Friday, November 15, 2019
Title: Neural Image Compression: Recent Developments and Opportunities [PDF Download]
Speaker: Dr. George Toderici
Session chair: Touradj Ebrahimi
Abstract: Compressing images with neural networks has been attempted since the late 1980s, but only recently it was proven that it is possible to obtain compression rates that are comparable to those of image codecs such as JPEG90/2000, and more recently H265. I will discuss how neural networks were used in an attempt to bypass the need for an arithmetic coder, and then later on were adapted to directly optimize for the rate-distortion tradeoff. Lossless image compression methods have also been developed using similar techniques, and I will briefly present some recent work in the area. I will then conclude the talk looking at the future of neural image compression and beyond.

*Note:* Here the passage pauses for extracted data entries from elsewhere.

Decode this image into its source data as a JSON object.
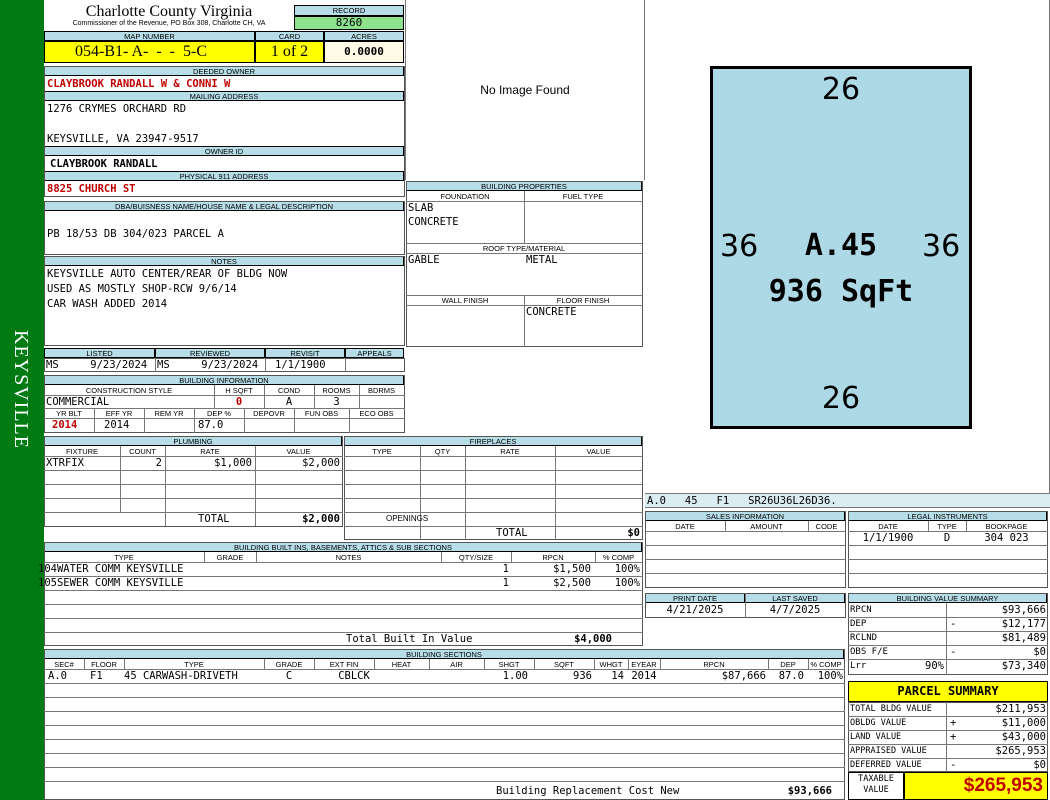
{
  "side_label": "KEYSVILLE",
  "header": {
    "county": "Charlotte County Virginia",
    "office": "Commissioner of the Revenue, PO Box 308, Charlotte CH, VA",
    "record_label": "RECORD",
    "record": "8260"
  },
  "parcel": {
    "map_label": "MAP NUMBER",
    "map": "054-B1- A-  -  -  5-C",
    "card_label": "CARD",
    "card": "1 of 2",
    "acres_label": "ACRES",
    "acres": "0.0000"
  },
  "owner": {
    "deeded_label": "DEEDED OWNER",
    "deeded": "CLAYBROOK RANDALL W & CONNI W",
    "mailing_label": "MAILING ADDRESS",
    "mail1": "1276 CRYMES ORCHARD RD",
    "mail2": "KEYSVILLE, VA 23947-9517",
    "owner_id_label": "OWNER ID",
    "owner_id": "CLAYBROOK RANDALL",
    "physical_label": "PHYSICAL 911 ADDRESS",
    "physical": "8825 CHURCH ST"
  },
  "dba": {
    "label": "DBA/BUISNESS NAME/HOUSE NAME & LEGAL DESCRIPTION",
    "text": "PB 18/53 DB 304/023 PARCEL A"
  },
  "notes": {
    "label": "NOTES",
    "lines": [
      "KEYSVILLE AUTO CENTER/REAR OF BLDG NOW",
      "USED AS MOSTLY SHOP-RCW 9/6/14",
      "CAR WASH ADDED 2014"
    ]
  },
  "listing": {
    "listed_label": "LISTED",
    "reviewed_label": "REVIEWED",
    "revisit_label": "REVISIT",
    "appeals_label": "APPEALS",
    "listed": "MS     9/23/2024",
    "reviewed": "MS     9/23/2024",
    "revisit": "1/1/1900",
    "appeals": ""
  },
  "bldg_info": {
    "label": "BUILDING INFORMATION",
    "cs_label": "CONSTRUCTION STYLE",
    "hsqft_label": "H SQFT",
    "cond_label": "COND",
    "rooms_label": "ROOMS",
    "bdrms_label": "BDRMS",
    "cs": "COMMERCIAL",
    "hsqft": "0",
    "cond": "A",
    "rooms": "3",
    "bdrms": "",
    "yrblt_label": "YR BLT",
    "effyr_label": "EFF YR",
    "remyr_label": "REM YR",
    "dep_label": "DEP %",
    "depovr_label": "DEPOVR",
    "funobs_label": "FUN OBS",
    "ecoobs_label": "ECO OBS",
    "yrblt": "2014",
    "effyr": "2014",
    "remyr": "",
    "dep": "87.0"
  },
  "photo": {
    "text": "No Image Found"
  },
  "props": {
    "label": "BUILDING PROPERTIES",
    "foundation_label": "FOUNDATION",
    "fuel_label": "FUEL TYPE",
    "foundation1": "SLAB",
    "foundation2": "CONCRETE",
    "roof_label": "ROOF TYPE/MATERIAL",
    "roof_type": "GABLE",
    "roof_mat": "METAL",
    "wall_label": "WALL FINISH",
    "floor_label": "FLOOR FINISH",
    "floor": "CONCRETE"
  },
  "sketch": {
    "top": "26",
    "bottom": "26",
    "left": "36",
    "right": "36",
    "center": "A.45",
    "area": "936 SqFt",
    "code": "A.0   45   F1   SR26U36L26D36."
  },
  "plumbing": {
    "label": "PLUMBING",
    "headers": [
      "FIXTURE",
      "COUNT",
      "RATE",
      "VALUE"
    ],
    "rows": [
      [
        "XTRFIX",
        "2",
        "$1,000",
        "$2,000"
      ]
    ],
    "total_label": "TOTAL",
    "total": "$2,000"
  },
  "fireplaces": {
    "label": "FIREPLACES",
    "headers": [
      "TYPE",
      "QTY",
      "RATE",
      "VALUE"
    ],
    "openings_label": "OPENINGS",
    "total_label": "TOTAL",
    "total": "$0"
  },
  "sales": {
    "label": "SALES INFORMATION",
    "headers": [
      "DATE",
      "AMOUNT",
      "CODE"
    ]
  },
  "legal": {
    "label": "LEGAL INSTRUMENTS",
    "headers": [
      "DATE",
      "TYPE",
      "BOOKPAGE"
    ],
    "rows": [
      [
        "1/1/1900",
        "D",
        "304 023"
      ]
    ]
  },
  "builtins": {
    "label": "BUILDING BUILT INS, BASEMENTS, ATTICS & SUB SECTIONS",
    "headers": [
      "TYPE",
      "GRADE",
      "NOTES",
      "QTY/SIZE",
      "RPCN",
      "% COMP"
    ],
    "rows": [
      [
        "104WATER COMM KEYSVILLE",
        "",
        "",
        "1",
        "$1,500",
        "100%"
      ],
      [
        "105SEWER COMM KEYSVILLE",
        "",
        "",
        "1",
        "$2,500",
        "100%"
      ]
    ],
    "total_label": "Total Built In Value",
    "total": "$4,000"
  },
  "dates": {
    "print_label": "PRINT DATE",
    "saved_label": "LAST SAVED",
    "print": "4/21/2025",
    "saved": "4/7/2025"
  },
  "value_summary": {
    "label": "BUILDING VALUE SUMMARY",
    "rows": [
      [
        "RPCN",
        "",
        "$93,666"
      ],
      [
        "DEP",
        "-",
        "$12,177"
      ],
      [
        "RCLND",
        "",
        "$81,489"
      ],
      [
        "OBS F/E",
        "-",
        "$0"
      ],
      [
        "Lrr",
        "90%",
        "$73,340"
      ]
    ]
  },
  "sections": {
    "label": "BUILDING SECTIONS",
    "headers": [
      "SEC#",
      "FLOOR",
      "TYPE",
      "GRADE",
      "EXT FIN",
      "HEAT",
      "AIR",
      "SHGT",
      "SQFT",
      "WHGT",
      "EYEAR",
      "RPCN",
      "DEP",
      "% COMP"
    ],
    "rows": [
      [
        "A.0",
        "F1",
        "45 CARWASH-DRIVETH",
        "C",
        "CBLCK",
        "",
        "",
        "1.00",
        "936",
        "14",
        "2014",
        "$87,666",
        "87.0",
        "100%"
      ]
    ],
    "total_label": "Building Replacement Cost New",
    "total": "$93,666"
  },
  "summary": {
    "title": "PARCEL SUMMARY",
    "rows": [
      [
        "TOTAL BLDG VALUE",
        "",
        "$211,953"
      ],
      [
        "OBLDG VALUE",
        "+",
        "$11,000"
      ],
      [
        "LAND VALUE",
        "+",
        "$43,000"
      ],
      [
        "APPRAISED VALUE",
        "",
        "$265,953"
      ],
      [
        "DEFERRED VALUE",
        "-",
        "$0"
      ]
    ],
    "taxable_label1": "TAXABLE",
    "taxable_label2": "VALUE",
    "taxable": "$265,953"
  },
  "colors": {
    "green": "#007a12",
    "header_blue": "#b7dde8",
    "record_green": "#8ee28e",
    "yellow": "#ffff00",
    "sketch_fill": "#add8e6"
  }
}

Dr. George Toderici is a research scientist who joined Google in 2008, where he has worked on a multitude of research areas. His current work at Google Research is focused on multimedia compression using neural networks. His past projects at Google include the design of neural-network architectures and classical approaches for video classification, action recognition, YouTube channel recommendations, and video enhancement. He is one of the co-organizers of the Challenge on Learned Image Compression (CVPR 2018, CVPR 2019). the THUMOS-2014 and YouTube-8M (CVPR 2017, ECCV 2018, ICCV 2019) video classification challenges, and contributed to the design of the Sports-1M dataset. He has also served as Area Chair for the ACM Multimedia Conference in 2014, and is a regular reviewer for CVPR, ICCV, and NIPS.